Starring: Elijah Wood, Charlie Hunnam, Claire Forlani, Marc Warren
Running Time: 109 mins
Although West Ham United's football is mediocre, says Pete, their 'firm', the Green Street Elite, is far from it. The famous GSE is led by Pete (Charlie Hunnam), a thug with a sense of morality, whose hobby is to beat sense into the more vehement supporters of opposing teams. Matt Bucker (Elijah Wood) is an exceptional journalism student kicked out of Harvard University having been set up for drug possession. Disoriented after his expulsion, Matt is unsure where his life is going, and decides to stay in London with his estranged sister (Claire Forlani), whose husband Steve (Marc Warren) is Pete's brother. When Pete takes Matt under his wing, he gets embroiled in a shady life of football hooliganism. However, since his new gang don't take kindly to Americans, journalists or outsiders, relations aren't likely to run smoothly, especially with Pete's right-hand man, Bovver (Leo Gregory).

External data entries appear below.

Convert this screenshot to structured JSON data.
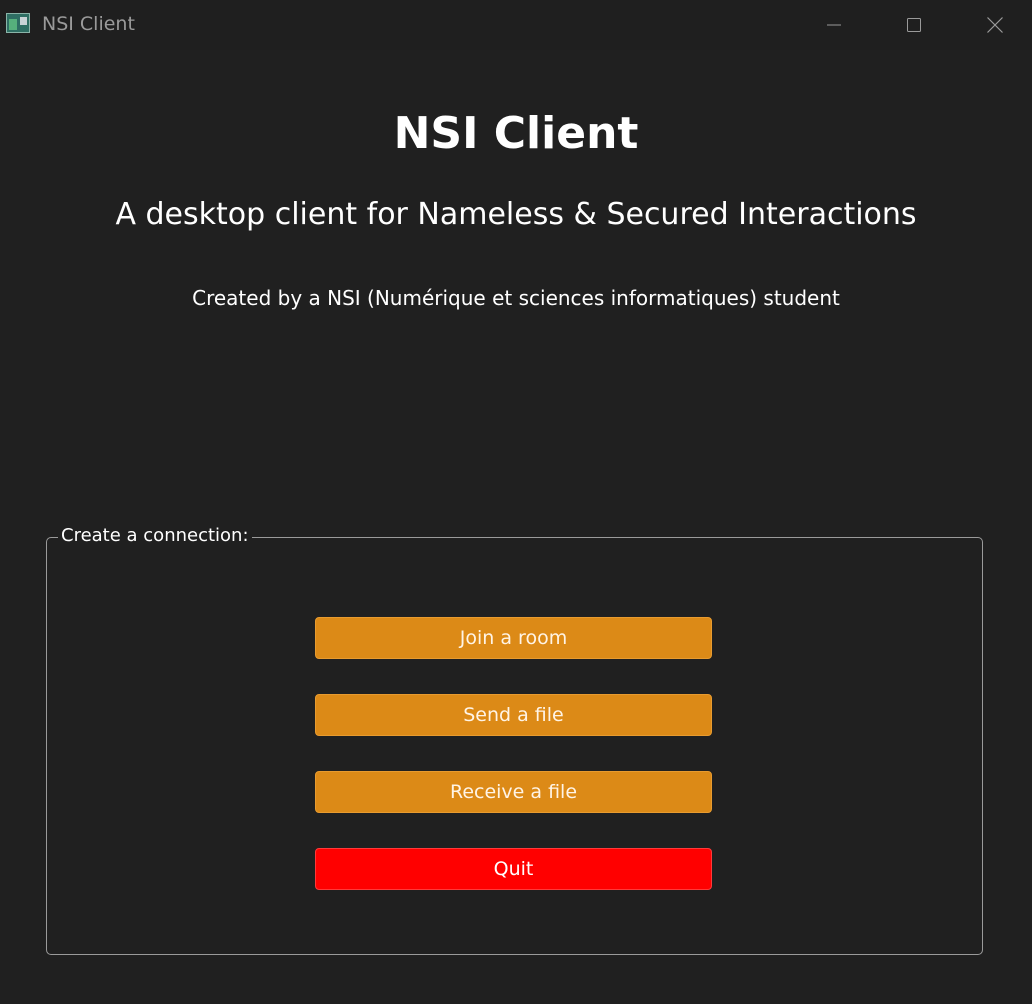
{
  "window": {
    "title": "NSI Client",
    "controls": {
      "minimize_icon": "minimize-icon",
      "maximize_icon": "maximize-icon",
      "close_icon": "close-icon"
    }
  },
  "main": {
    "heading": "NSI Client",
    "subheading": "A desktop client for Nameless & Secured Interactions",
    "credit": "Created by a NSI (Numérique et sciences informatiques) student"
  },
  "connection_group": {
    "legend": "Create a connection:",
    "buttons": [
      {
        "label": "Join a room",
        "color": "#dc8a17"
      },
      {
        "label": "Send a file",
        "color": "#dc8a17"
      },
      {
        "label": "Receive a file",
        "color": "#dc8a17"
      },
      {
        "label": "Quit",
        "color": "#ff0000"
      }
    ]
  },
  "colors": {
    "background": "#202020",
    "accent": "#dc8a17",
    "danger": "#ff0000"
  }
}
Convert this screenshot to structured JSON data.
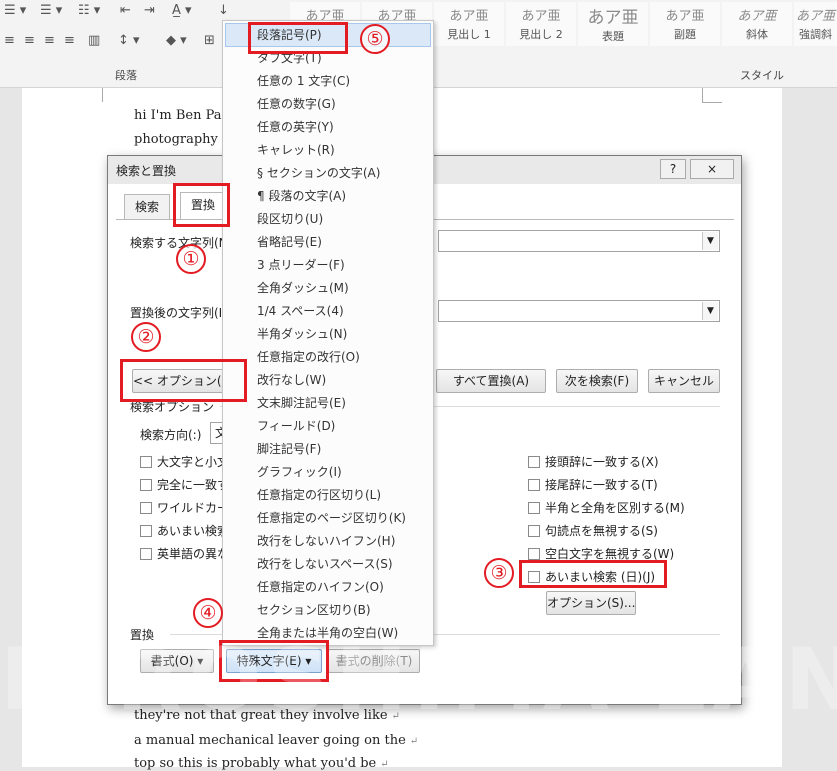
{
  "ribbon": {
    "group_paragraph": "段落",
    "group_style": "スタイル",
    "styles": [
      {
        "sample": "あア亜",
        "name": ""
      },
      {
        "sample": "あア亜",
        "name": ""
      },
      {
        "sample": "あア亜",
        "name": "見出し 1"
      },
      {
        "sample": "あア亜",
        "name": "見出し 2"
      },
      {
        "sample": "あア亜",
        "name": "表題"
      },
      {
        "sample": "あア亜",
        "name": "副題"
      },
      {
        "sample": "あア亜",
        "name": "斜体"
      },
      {
        "sample": "あア亜",
        "name": "強調斜"
      }
    ]
  },
  "document": {
    "line1": "hi I'm Ben Pas",
    "line2": "photography ca",
    "line3": "they're not that great they involve like",
    "line4": "a manual mechanical leaver going on the",
    "line5": "top so this is probably what you'd be",
    "para_mark": "↵"
  },
  "dialog": {
    "title": "検索と置換",
    "help": "?",
    "close": "×",
    "tab_search": "検索",
    "tab_replace": "置換",
    "find_label": "検索する文字列(N",
    "replace_label": "置換後の文字列(I",
    "options_button": "<< オプション(L)",
    "replace_all_button": "すべて置換(A)",
    "find_next_button": "次を検索(F)",
    "cancel_button": "キャンセル",
    "search_options_label": "検索オプション",
    "direction_label": "検索方向(:)",
    "direction_value": "文",
    "left_checks": [
      "大文字と小文",
      "完全に一致す",
      "ワイルドカード",
      "あいまい検索",
      "英単語の異な"
    ],
    "right_checks": [
      "接頭辞に一致する(X)",
      "接尾辞に一致する(T)",
      "半角と全角を区別する(M)",
      "句読点を無視する(S)",
      "空白文字を無視する(W)",
      "あいまい検索 (日)(J)"
    ],
    "fuzzy_options_button": "オプション(S)...",
    "replace_section_label": "置換",
    "format_button": "書式(O)",
    "special_button": "特殊文字(E)",
    "no_format_button": "書式の削除(T)"
  },
  "menu": {
    "items": [
      "段落記号(P)",
      "タブ文字(T)",
      "任意の 1 文字(C)",
      "任意の数字(G)",
      "任意の英字(Y)",
      "キャレット(R)",
      "§ セクションの文字(A)",
      "¶ 段落の文字(A)",
      "段区切り(U)",
      "省略記号(E)",
      "3 点リーダー(F)",
      "全角ダッシュ(M)",
      "1/4 スペース(4)",
      "半角ダッシュ(N)",
      "任意指定の改行(O)",
      "改行なし(W)",
      "文末脚注記号(E)",
      "フィールド(D)",
      "脚注記号(F)",
      "グラフィック(I)",
      "任意指定の行区切り(L)",
      "任意指定のページ区切り(K)",
      "改行をしないハイフン(H)",
      "改行をしないスペース(S)",
      "任意指定のハイフン(O)",
      "セクション区切り(B)",
      "全角または半角の空白(W)"
    ]
  },
  "annotations": [
    "①",
    "②",
    "③",
    "④",
    "⑤"
  ],
  "watermark": "HIROSHIMA LAND",
  "colors": {
    "annotation": "#e31b23",
    "menu_highlight": "#dbe8f7"
  }
}
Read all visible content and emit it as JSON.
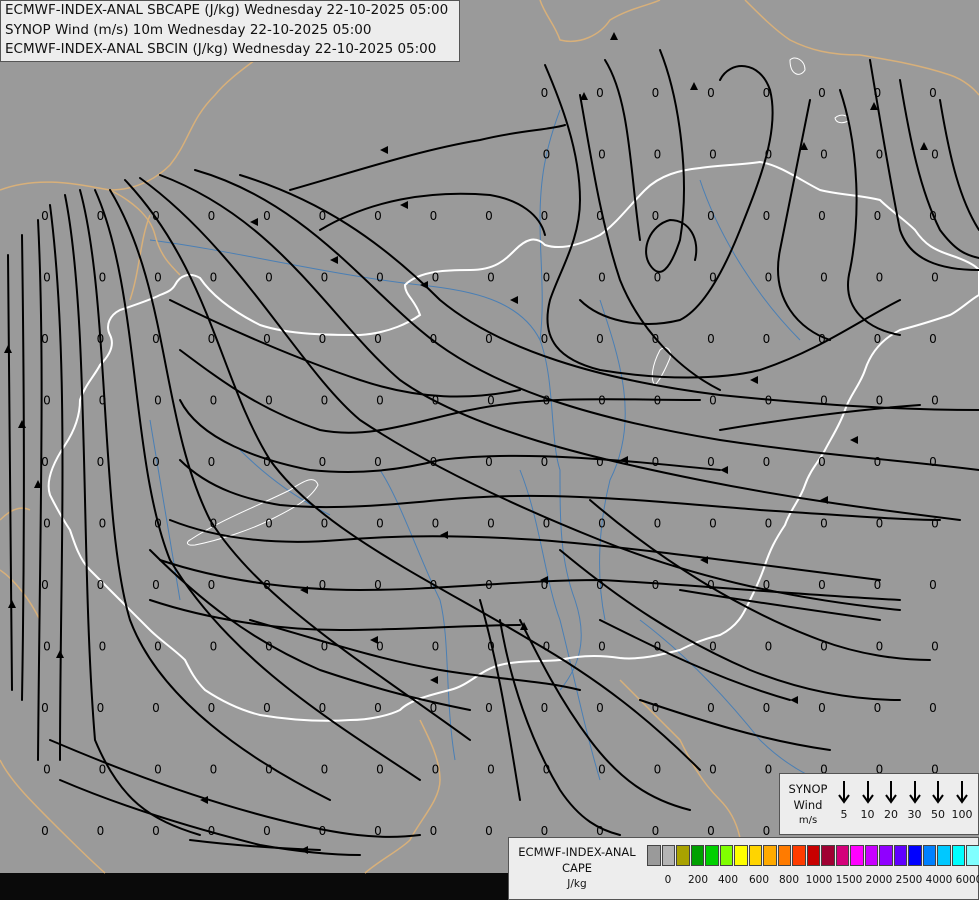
{
  "titles": {
    "line1": "ECMWF-INDEX-ANAL SBCAPE (J/kg) Wednesday 22-10-2025 05:00",
    "line2": "SYNOP Wind (m/s) 10m Wednesday 22-10-2025 05:00",
    "line3": "ECMWF-INDEX-ANAL SBCIN (J/kg) Wednesday 22-10-2025 05:00"
  },
  "map": {
    "background_color": "#9a9a9a",
    "streamline_color": "#000000",
    "value_label_color": "#000000",
    "country_border_color": "#d8b07a",
    "hungary_border_color": "#ffffff",
    "river_color": "#4a7fb5",
    "grid_value_label": "0",
    "value_grid": {
      "columns": 18,
      "rows": 13,
      "missing_cells": [
        [
          0,
          0
        ],
        [
          1,
          0
        ],
        [
          2,
          0
        ],
        [
          3,
          0
        ],
        [
          4,
          0
        ],
        [
          5,
          0
        ],
        [
          6,
          0
        ],
        [
          7,
          0
        ],
        [
          8,
          0
        ],
        [
          0,
          1
        ],
        [
          1,
          1
        ],
        [
          2,
          1
        ],
        [
          3,
          1
        ],
        [
          4,
          1
        ],
        [
          5,
          1
        ],
        [
          6,
          1
        ],
        [
          7,
          1
        ],
        [
          8,
          1
        ]
      ]
    }
  },
  "wind_legend": {
    "title": "SYNOP",
    "title2": "Wind",
    "unit": "m/s",
    "values": [
      "5",
      "10",
      "20",
      "30",
      "50",
      "100"
    ]
  },
  "cape_legend": {
    "title": "ECMWF-INDEX-ANAL",
    "title2": "CAPE",
    "unit": "J/kg",
    "colors": [
      "#9a9a9a",
      "#b4b4b4",
      "#a9a200",
      "#00a000",
      "#00d000",
      "#80ff00",
      "#ffff00",
      "#ffd400",
      "#ffaa00",
      "#ff7b00",
      "#ff3c00",
      "#c80000",
      "#a00032",
      "#d4007a",
      "#ff00ff",
      "#c800ff",
      "#9000ff",
      "#6000ff",
      "#0000ff",
      "#0080ff",
      "#00c8ff",
      "#00ffff",
      "#80ffff",
      "#ffffff"
    ],
    "tick_labels": [
      "0",
      "200",
      "400",
      "600",
      "800",
      "1000",
      "1500",
      "2000",
      "2500",
      "4000",
      "6000"
    ]
  }
}
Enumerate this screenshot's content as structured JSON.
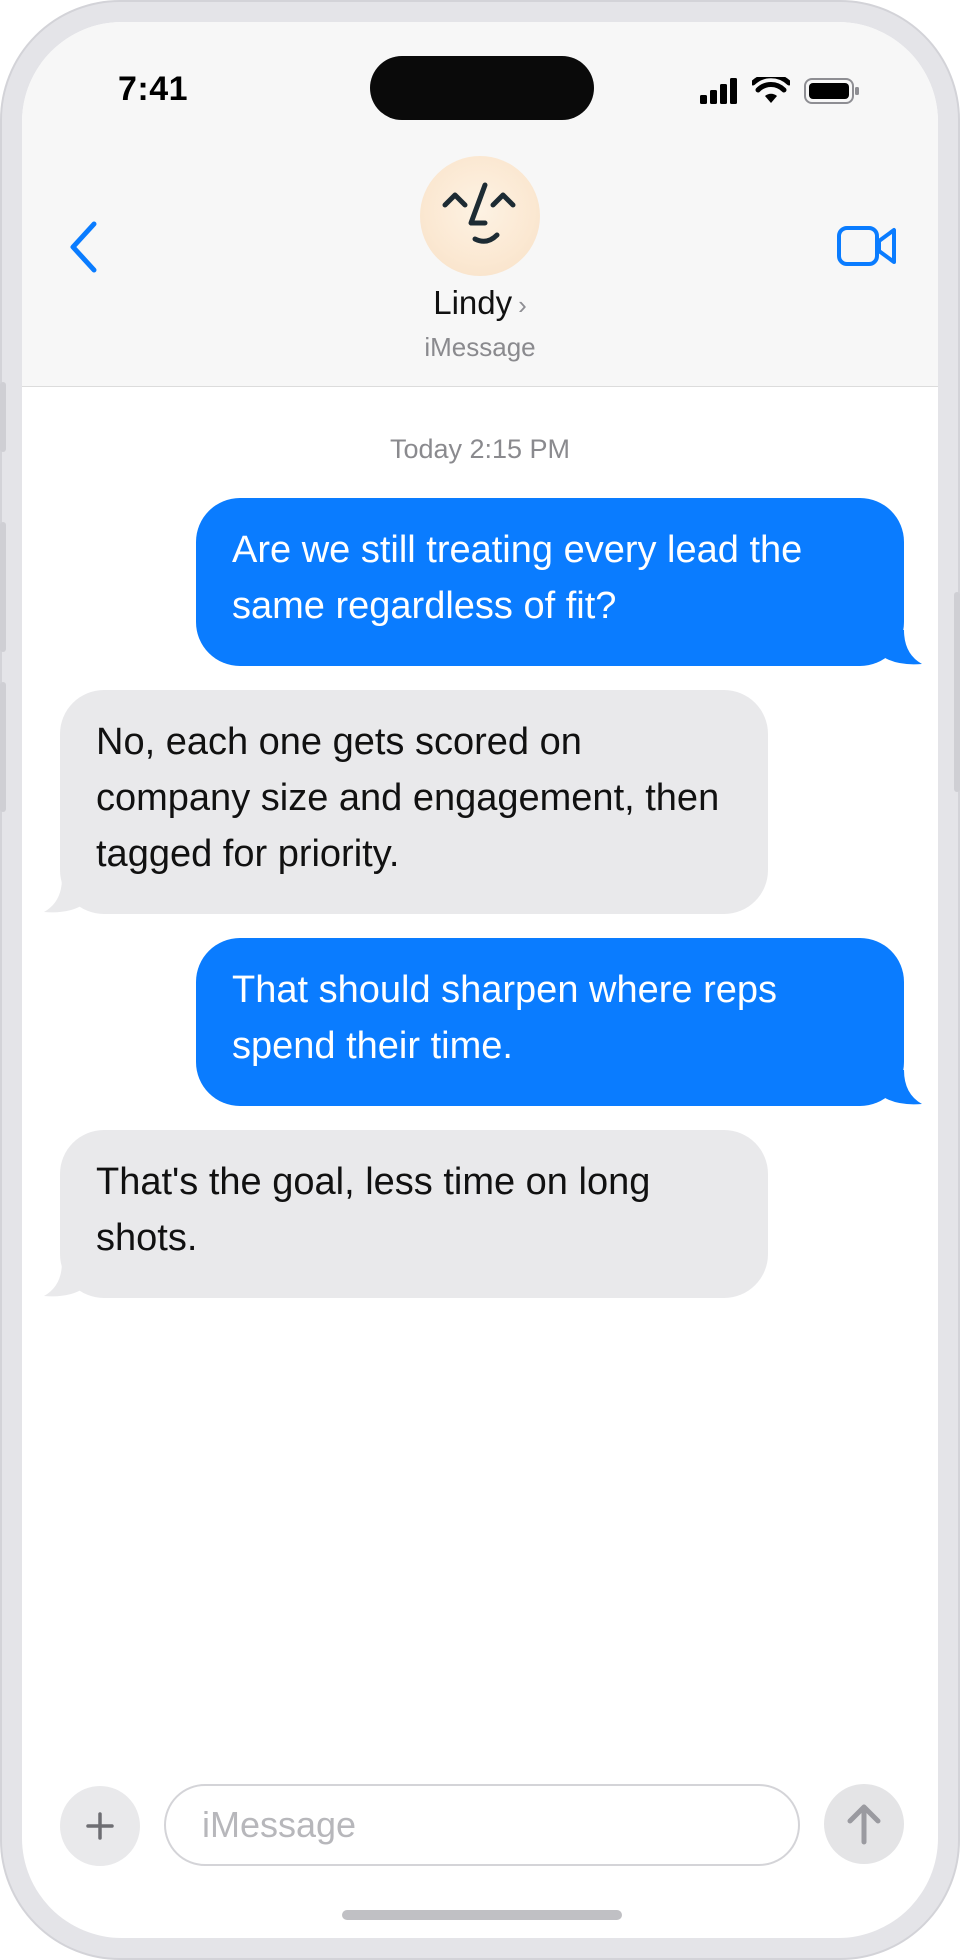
{
  "status_bar": {
    "time": "7:41"
  },
  "header": {
    "contact_name": "Lindy",
    "contact_chevron": "›",
    "service": "iMessage",
    "icons": {
      "back": "chevron-left-icon",
      "video": "video-camera-icon",
      "avatar": "face-doodle-icon"
    }
  },
  "conversation": {
    "timestamp": "Today 2:15 PM",
    "messages": [
      {
        "direction": "outgoing",
        "text": "Are we still treating every lead the same regardless of fit?"
      },
      {
        "direction": "incoming",
        "text": "No, each one gets scored on company size and engagement, then tagged for priority."
      },
      {
        "direction": "outgoing",
        "text": "That should sharpen where reps spend their time."
      },
      {
        "direction": "incoming",
        "text": "That's the goal, less time on long shots."
      }
    ]
  },
  "composer": {
    "placeholder": "iMessage",
    "value": "",
    "icons": {
      "add": "plus-icon",
      "send": "arrow-up-icon"
    }
  },
  "colors": {
    "accent": "#0a7cff",
    "incoming_bubble": "#e9e9eb",
    "header_bg": "#f7f7f7"
  }
}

On the surface Green Street is 'about' football hooliganism, although it is far more compelling than the premise suggests. Despite claims that the film is actually glamourising violence, it examines the disturbing phenomenon and the effect of it on its participants and their families, ultimately delivering its message that it is generally a bad thing. This moral is portrayed through a truly enjoyable storyline with a number of subplots and well-conceived characters and interelationships. The film is much more of a study of relationships, divided loyalties, friendships and revenge than it is aimed at tackling football hooliganism, even though it appears in this context.
The cast are all very good in their parts. Elijah Wood is well cast as the fish out of water Matt, sporting a wide-eyed bemused face at the beginning, descending into an unexpected air of menace. Meanwhile, Charlie Hunnam plays the swaggering gang-leader admirably, thankfully a far cry from his Nicholas Nickleby days. Geoff Bell, also playing a similarly volatile role in Nick Love's The Business, is a highlight, making a pivotal appearance as the head of a rival firm.
The film also looks great, with filming from real stadiums and footage of players and cheering crowds and tube stations punctuated with deserted claustrophobic alleyways and dingy pubs, providing an authentic atmosphere. The violent parts, of which there are a fair few, are made more interesting by a variety of slow-motion, fast-forward and distortive effects.
For the most part, the cast and script make the story believable even though the relationship between Matt and Pete is sped along a little artificially by the American moving into Pete's place rather than his sister's, despite only just meeting him.
Green Street far exceeded my expectations with a great storyline, tension and good performances delivered with humour. Overall, those who see this as glamourising violence are completely missing the point of the film.